On average, the abundances of adults were similar to the values reported by Gagneten and Paggi (2009) for the order Cyclopoida inhabiting water polluted by heavy metals (0.033–1.844 ind/L− 1). However, these values are low in comparison with other copepods inhabiting other aquatic systems without pollutant agents (up to 1,182 ind/L− 1) (Gerten and Adrian 2002; Mitsuka and Henry 2002; Cervantes-Martínez et al. 2005; Sarma et al. 2011; Gómez-Márquez et al. 2013; Cervantes-Martínez and Gutiérrez-Aguirre 2015), this suggests that arsenic concentration could play a key role in the abundances of P. novenarius; nevertheless, further studies are necessary to confirm this. On the other hand, individuals with egg sacs were observed along the two seasons studied, reflecting a constant development of all stages. Thus, even in these high concentrations of arsenic, P. novenarius reproduces; this could explain the presence of copepodites and nauplii in the periods surveyed.
Adult female and male lengths were within the ranges (570–880 µm for females and 540–640 µm for males) reported by Reid (1987) for this species. On average, males were larger than females, which differs from the sexual dimorphism typically found in Copepoda, where males are smaller than females (Hirst and Kiørboe 2014). Statistical results showed a significant difference in body size by season and these variations could be related to factors such as temperature and food availability (Plath and Boersma 2001; Lin et al. 2013).
A significant difference in body size by arsenic concentration was found. This differs from other zooplanktonic groups such as cladocerans, where body growth was not significantly altered by arsenic (Hoang et al. 2007). However, differences in mean length between individuals by season are minimal, compared with other studies where copepods showed a more significant difference in body size but without any pollutant agent (Cervantes-Martínez et al. 2005; Belmonte et al. 2006; Cervantes-Martínez 2021).
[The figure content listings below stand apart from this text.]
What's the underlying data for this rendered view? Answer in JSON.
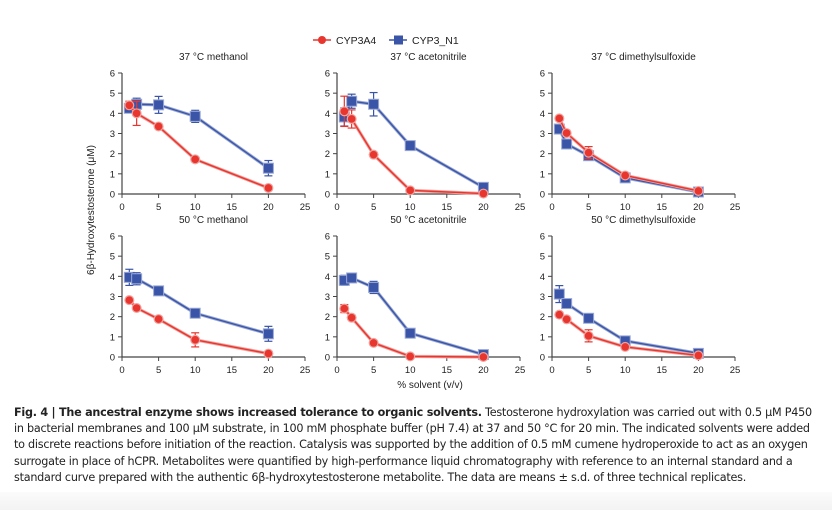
{
  "figure": {
    "legend": [
      {
        "name": "CYP3A4",
        "color": "#e8352e",
        "marker": "circle"
      },
      {
        "name": "CYP3_N1",
        "color": "#3a55a8",
        "marker": "square"
      }
    ],
    "ylabel": "6β-Hydroxytestosterone (μM)",
    "xlabel": "% solvent (v/v)"
  },
  "caption": {
    "label": "Fig. 4 | The ancestral enzyme shows increased tolerance to organic solvents.",
    "text": " Testosterone hydroxylation was carried out with 0.5 μM P450 in bacterial membranes and 100 μM substrate, in 100 mM phosphate buffer (pH 7.4) at 37 and 50 °C for 20 min. The indicated solvents were added to discrete reactions before initiation of the reaction. Catalysis was supported by the addition of 0.5 mM cumene hydroperoxide to act as an oxygen surrogate in place of hCPR. Metabolites were quantified by high-performance liquid chromatography with reference to an internal standard and a standard curve prepared with the authentic 6β-hydroxytestosterone metabolite. The data are means ± s.d. of three technical replicates."
  },
  "chart_data": [
    {
      "type": "line",
      "title": "37 °C methanol",
      "x": [
        1,
        2,
        5,
        10,
        20
      ],
      "xlim": [
        0,
        25
      ],
      "ylim": [
        0,
        6
      ],
      "xticks": [
        "0",
        "5",
        "10",
        "15",
        "20",
        "25"
      ],
      "yticks": [
        "0",
        "1",
        "2",
        "3",
        "4",
        "5",
        "6"
      ],
      "series": [
        {
          "name": "CYP3A4",
          "values": [
            4.4,
            4.0,
            3.35,
            1.72,
            0.3
          ],
          "err": [
            0.2,
            0.6,
            0.1,
            0.1,
            0.05
          ]
        },
        {
          "name": "CYP3_N1",
          "values": [
            4.25,
            4.45,
            4.42,
            3.85,
            1.28
          ],
          "err": [
            0.2,
            0.3,
            0.42,
            0.3,
            0.38
          ]
        }
      ]
    },
    {
      "type": "line",
      "title": "37 °C acetonitrile",
      "x": [
        1,
        2,
        5,
        10,
        20
      ],
      "xlim": [
        0,
        25
      ],
      "ylim": [
        0,
        6
      ],
      "xticks": [
        "0",
        "5",
        "10",
        "15",
        "20",
        "25"
      ],
      "yticks": [
        "0",
        "1",
        "2",
        "3",
        "4",
        "5",
        "6"
      ],
      "series": [
        {
          "name": "CYP3A4",
          "values": [
            4.1,
            3.72,
            1.95,
            0.18,
            0.02
          ],
          "err": [
            0.75,
            0.45,
            0.1,
            0.1,
            0.03
          ]
        },
        {
          "name": "CYP3_N1",
          "values": [
            3.82,
            4.6,
            4.45,
            2.4,
            0.33
          ],
          "err": [
            0.45,
            0.35,
            0.58,
            0.1,
            0.08
          ]
        }
      ]
    },
    {
      "type": "line",
      "title": "37 °C dimethylsulfoxide",
      "x": [
        1,
        2,
        5,
        10,
        20
      ],
      "xlim": [
        0,
        25
      ],
      "ylim": [
        0,
        6
      ],
      "xticks": [
        "0",
        "5",
        "10",
        "15",
        "20",
        "25"
      ],
      "yticks": [
        "0",
        "1",
        "2",
        "3",
        "4",
        "5",
        "6"
      ],
      "series": [
        {
          "name": "CYP3A4",
          "values": [
            3.75,
            3.02,
            2.05,
            0.92,
            0.15
          ],
          "err": [
            0.05,
            0.05,
            0.3,
            0.08,
            0.05
          ]
        },
        {
          "name": "CYP3_N1",
          "values": [
            3.22,
            2.48,
            1.9,
            0.8,
            0.1
          ],
          "err": [
            0.1,
            0.12,
            0.15,
            0.08,
            0.05
          ]
        }
      ]
    },
    {
      "type": "line",
      "title": "50 °C methanol",
      "x": [
        1,
        2,
        5,
        10,
        20
      ],
      "xlim": [
        0,
        25
      ],
      "ylim": [
        0,
        6
      ],
      "xticks": [
        "0",
        "5",
        "10",
        "15",
        "20",
        "25"
      ],
      "yticks": [
        "0",
        "1",
        "2",
        "3",
        "4",
        "5",
        "6"
      ],
      "series": [
        {
          "name": "CYP3A4",
          "values": [
            2.82,
            2.43,
            1.88,
            0.85,
            0.17
          ],
          "err": [
            0.05,
            0.05,
            0.05,
            0.35,
            0.05
          ]
        },
        {
          "name": "CYP3_N1",
          "values": [
            3.95,
            3.88,
            3.28,
            2.17,
            1.15
          ],
          "err": [
            0.4,
            0.3,
            0.15,
            0.12,
            0.37
          ]
        }
      ]
    },
    {
      "type": "line",
      "title": "50 °C acetonitrile",
      "x": [
        1,
        2,
        5,
        10,
        20
      ],
      "xlim": [
        0,
        25
      ],
      "ylim": [
        0,
        6
      ],
      "xticks": [
        "0",
        "5",
        "10",
        "15",
        "20",
        "25"
      ],
      "yticks": [
        "0",
        "1",
        "2",
        "3",
        "4",
        "5",
        "6"
      ],
      "series": [
        {
          "name": "CYP3A4",
          "values": [
            2.4,
            1.95,
            0.7,
            0.03,
            0.0
          ],
          "err": [
            0.2,
            0.08,
            0.05,
            0.03,
            0.02
          ]
        },
        {
          "name": "CYP3_N1",
          "values": [
            3.8,
            3.92,
            3.45,
            1.18,
            0.12
          ],
          "err": [
            0.25,
            0.1,
            0.3,
            0.08,
            0.05
          ]
        }
      ]
    },
    {
      "type": "line",
      "title": "50 °C dimethylsulfoxide",
      "x": [
        1,
        2,
        5,
        10,
        20
      ],
      "xlim": [
        0,
        25
      ],
      "ylim": [
        0,
        6
      ],
      "xticks": [
        "0",
        "5",
        "10",
        "15",
        "20",
        "25"
      ],
      "yticks": [
        "0",
        "1",
        "2",
        "3",
        "4",
        "5",
        "6"
      ],
      "series": [
        {
          "name": "CYP3A4",
          "values": [
            2.1,
            1.87,
            1.05,
            0.5,
            0.08
          ],
          "err": [
            0.05,
            0.05,
            0.3,
            0.05,
            0.03
          ]
        },
        {
          "name": "CYP3_N1",
          "values": [
            3.12,
            2.65,
            1.92,
            0.8,
            0.18
          ],
          "err": [
            0.42,
            0.1,
            0.1,
            0.1,
            0.05
          ]
        }
      ]
    }
  ]
}
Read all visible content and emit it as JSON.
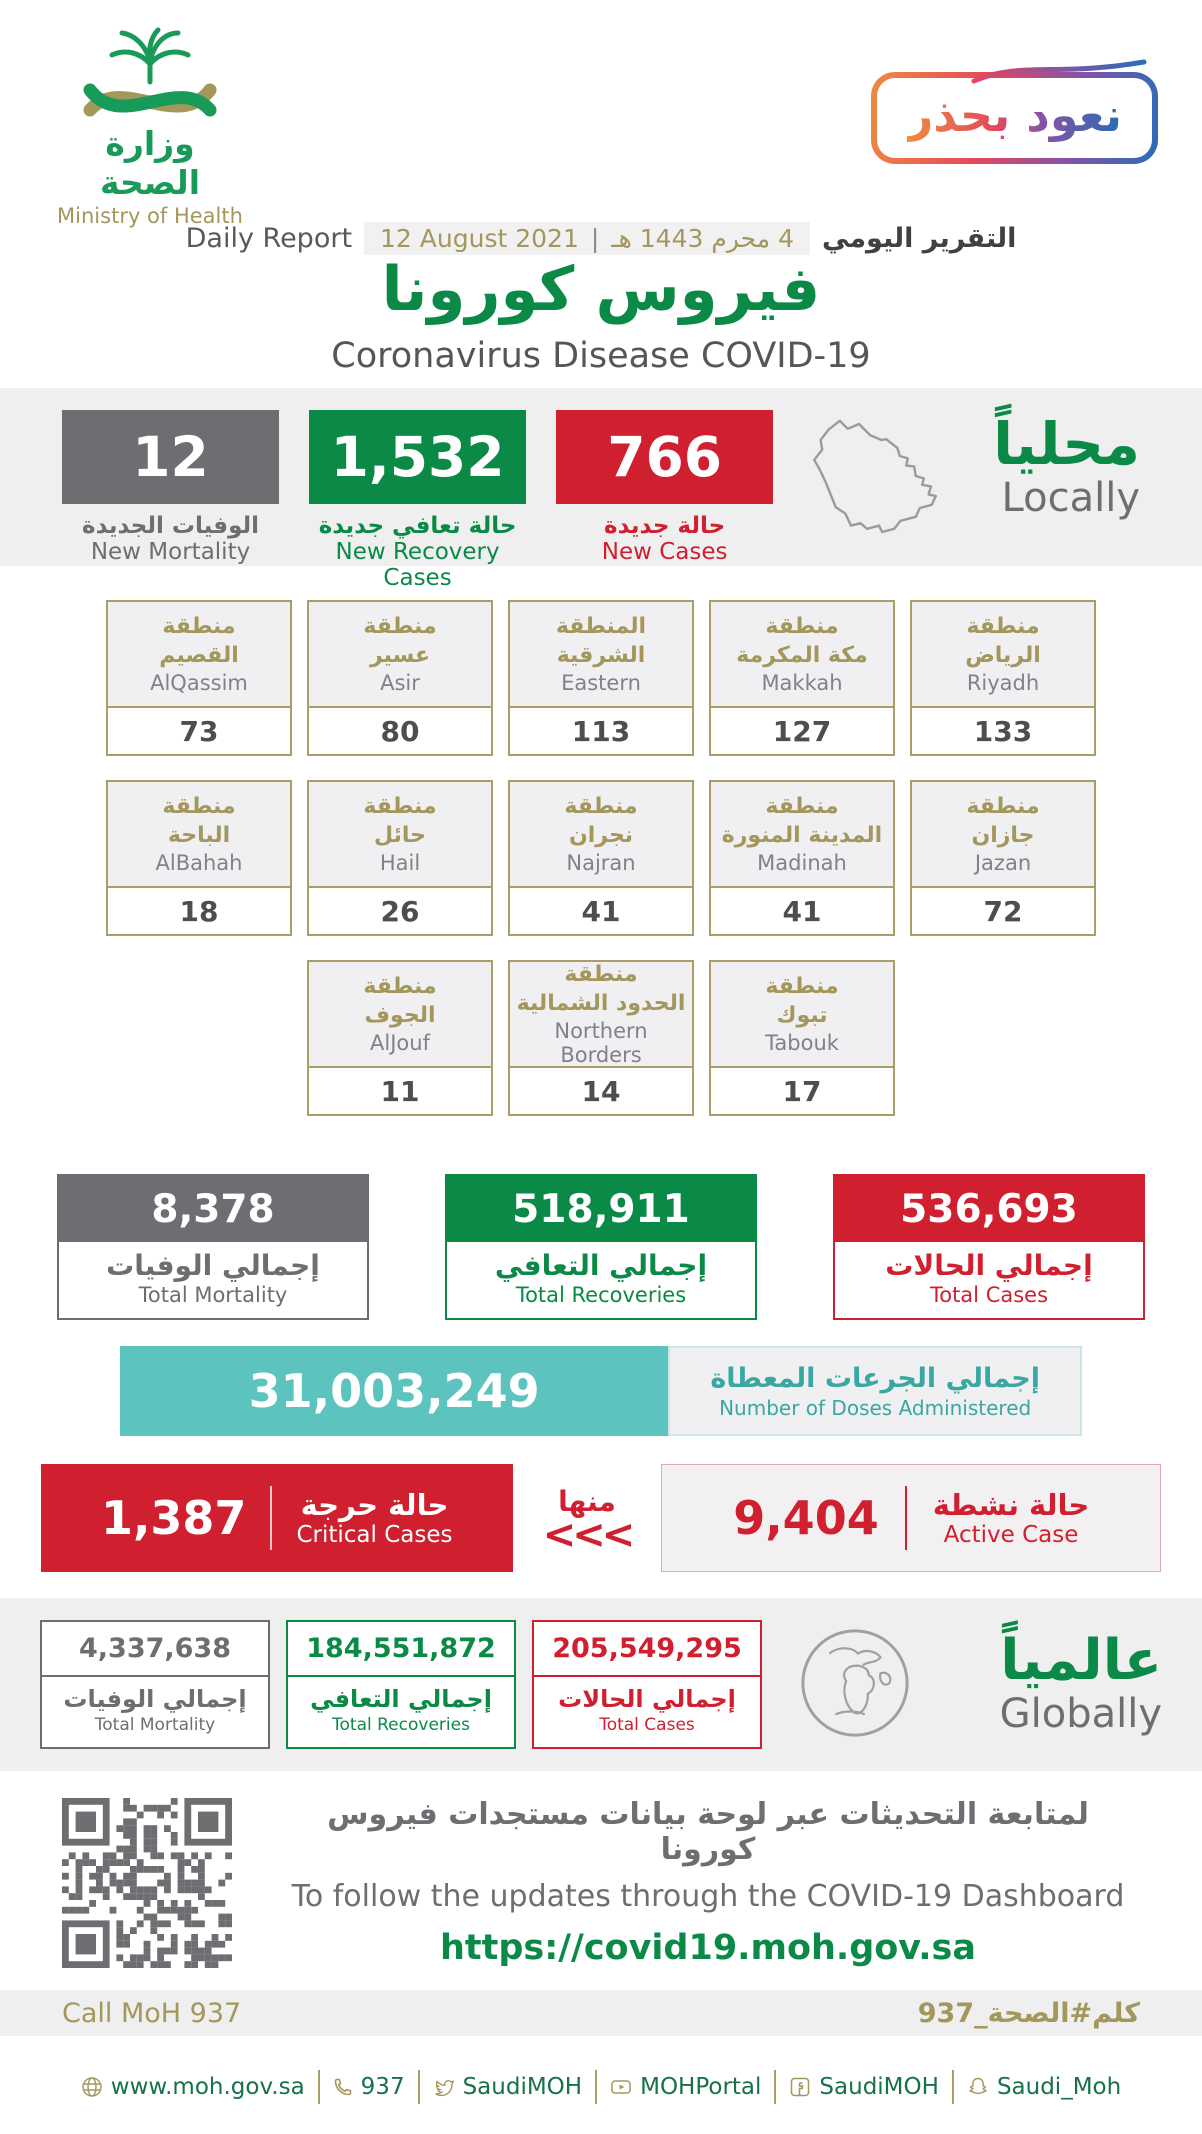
{
  "colors": {
    "green": "#0a8a46",
    "red": "#d01f2f",
    "gray": "#6d6e71",
    "teal": "#5cc3be",
    "tan": "#a3975c",
    "band_bg": "#efeff0"
  },
  "header": {
    "logo": {
      "ar": "وزارة الصحة",
      "en": "Ministry of Health"
    },
    "badge": {
      "text": "نعود بحذر"
    },
    "report": {
      "en_label": "Daily Report",
      "date_en": "12 August 2021",
      "separator": "|",
      "date_hijri": "4 محرم 1443 هـ",
      "ar_label": "التقرير اليومي"
    },
    "title_ar": "فيروس كورونا",
    "title_en": "Coronavirus Disease COVID-19"
  },
  "locally": {
    "heading_ar": "محلياً",
    "heading_en": "Locally",
    "stats": [
      {
        "id": "new-mortality",
        "value": "12",
        "label_ar": "الوفيات الجديدة",
        "label_en": "New Mortality",
        "color": "#6d6e71"
      },
      {
        "id": "new-recoveries",
        "value": "1,532",
        "label_ar": "حالة تعافي جديدة",
        "label_en": "New Recovery Cases",
        "color": "#0a8a46"
      },
      {
        "id": "new-cases",
        "value": "766",
        "label_ar": "حالة جديدة",
        "label_en": "New Cases",
        "color": "#d01f2f"
      }
    ]
  },
  "regions": {
    "items": [
      {
        "ar_line1": "منطقة",
        "ar_line2": "القصيم",
        "en": "AlQassim",
        "value": "73"
      },
      {
        "ar_line1": "منطقة",
        "ar_line2": "عسير",
        "en": "Asir",
        "value": "80"
      },
      {
        "ar_line1": "المنطقة",
        "ar_line2": "الشرقية",
        "en": "Eastern",
        "value": "113"
      },
      {
        "ar_line1": "منطقة",
        "ar_line2": "مكة المكرمة",
        "en": "Makkah",
        "value": "127"
      },
      {
        "ar_line1": "منطقة",
        "ar_line2": "الرياض",
        "en": "Riyadh",
        "value": "133"
      },
      {
        "ar_line1": "منطقة",
        "ar_line2": "الباحة",
        "en": "AlBahah",
        "value": "18"
      },
      {
        "ar_line1": "منطقة",
        "ar_line2": "حائل",
        "en": "Hail",
        "value": "26"
      },
      {
        "ar_line1": "منطقة",
        "ar_line2": "نجران",
        "en": "Najran",
        "value": "41"
      },
      {
        "ar_line1": "منطقة",
        "ar_line2": "المدينة المنورة",
        "en": "Madinah",
        "value": "41"
      },
      {
        "ar_line1": "منطقة",
        "ar_line2": "جازان",
        "en": "Jazan",
        "value": "72"
      },
      {
        "ar_line1": "منطقة",
        "ar_line2": "الجوف",
        "en": "AlJouf",
        "value": "11"
      },
      {
        "ar_line1": "منطقة",
        "ar_line2": "الحدود الشمالية",
        "en": "Northern Borders",
        "value": "14"
      },
      {
        "ar_line1": "منطقة",
        "ar_line2": "تبوك",
        "en": "Tabouk",
        "value": "17"
      }
    ]
  },
  "totals": {
    "items": [
      {
        "id": "total-mortality",
        "value": "8,378",
        "label_ar": "إجمالي الوفيات",
        "label_en": "Total Mortality",
        "color": "#6d6e71"
      },
      {
        "id": "total-recoveries",
        "value": "518,911",
        "label_ar": "إجمالي التعافي",
        "label_en": "Total Recoveries",
        "color": "#0a8a46"
      },
      {
        "id": "total-cases",
        "value": "536,693",
        "label_ar": "إجمالي الحالات",
        "label_en": "Total Cases",
        "color": "#d01f2f"
      }
    ]
  },
  "doses": {
    "value": "31,003,249",
    "label_ar": "إجمالي الجرعات المعطاة",
    "label_en": "Number of Doses Administered"
  },
  "critical_active": {
    "critical": {
      "value": "1,387",
      "label_ar": "حالة حرجة",
      "label_en": "Critical Cases"
    },
    "of_which_label": "منها",
    "chevrons": "<<<",
    "active": {
      "value": "9,404",
      "label_ar": "حالة نشطة",
      "label_en": "Active Case"
    }
  },
  "globally": {
    "heading_ar": "عالمياً",
    "heading_en": "Globally",
    "items": [
      {
        "id": "global-mortality",
        "value": "4,337,638",
        "label_ar": "إجمالي الوفيات",
        "label_en": "Total Mortality",
        "color": "#6d6e71"
      },
      {
        "id": "global-recoveries",
        "value": "184,551,872",
        "label_ar": "إجمالي التعافي",
        "label_en": "Total Recoveries",
        "color": "#0a8a46"
      },
      {
        "id": "global-cases",
        "value": "205,549,295",
        "label_ar": "إجمالي الحالات",
        "label_en": "Total Cases",
        "color": "#d01f2f"
      }
    ]
  },
  "dashboard": {
    "line_ar": "لمتابعة التحديثات عبر لوحة بيانات مستجدات فيروس كورونا",
    "line_en": "To follow the updates through the COVID-19 Dashboard",
    "url": "https://covid19.moh.gov.sa"
  },
  "footer": {
    "call_en": "Call MoH 937",
    "call_ar": "كلم#الصحة_937",
    "links": [
      {
        "icon": "globe",
        "text": "www.moh.gov.sa"
      },
      {
        "icon": "phone",
        "text": "937"
      },
      {
        "icon": "twitter",
        "text": "SaudiMOH"
      },
      {
        "icon": "youtube",
        "text": "MOHPortal"
      },
      {
        "icon": "facebook",
        "text": "SaudiMOH"
      },
      {
        "icon": "snapchat",
        "text": "Saudi_Moh"
      }
    ]
  }
}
According to Fisher's principle, sex ratio (F:M) is expected to be 1:1 in a natural environment or skewed to the sex in which the female invested least in the embryo phase (Hirst et al. 2010). In this study sex ratio was skewed to females in both rainy and dry season with 15:1 and 21:1, respectively, which agreed with adult females outnumbering males in copepods populations (Hirst and Kiørboe 2002; Kiørboe 2006).
Water temperature and dissolved oxygen are variables inversely related (Lewis 1987; Khani and Rajaee 2017; Koralay et al. 2018); nevertheless, in this study, a direct relationship was observed, these variations might be explained more by biological effects (photosynthesis-respiration) than by physical aspects (Cervantes-Martínez and Gutiérrez-Aguirre 2015). pH values were closer to the neutrality, probably due to the limestone buffer, according to Razo et al. (2004) and Grochowska (2020). The electrical conductivity recorded in this work (3247–3407 µS/cm3) is characteristic of freshwater systems in central-north Mexico due to the dominant processes of evaporation and salt precipitation (Alcocer and Escobar 1996). According to salinity, this system is classified as oligohaline (Strydom et al. 2002). In general, values of physical and chemical variables were lower than the reported in other studies (Copaja et al. 2016; Ali et al. 2016) in water bodies polluted by metals and metalloids.
Finally, arsenic concentrations were within the values (35–155 mg/L− 1) reported by Martínez-Villegas et al. (2013) and Mendoza-Chávez et al. (2021) at this site. These values exceeded the Mexican guidelines for the conservation of aquatic life (02. mg/L− 1) and for water quality (0.05 mg/L− 1) as well as international guidelines (EPA 1994; DOF 1994, 1998).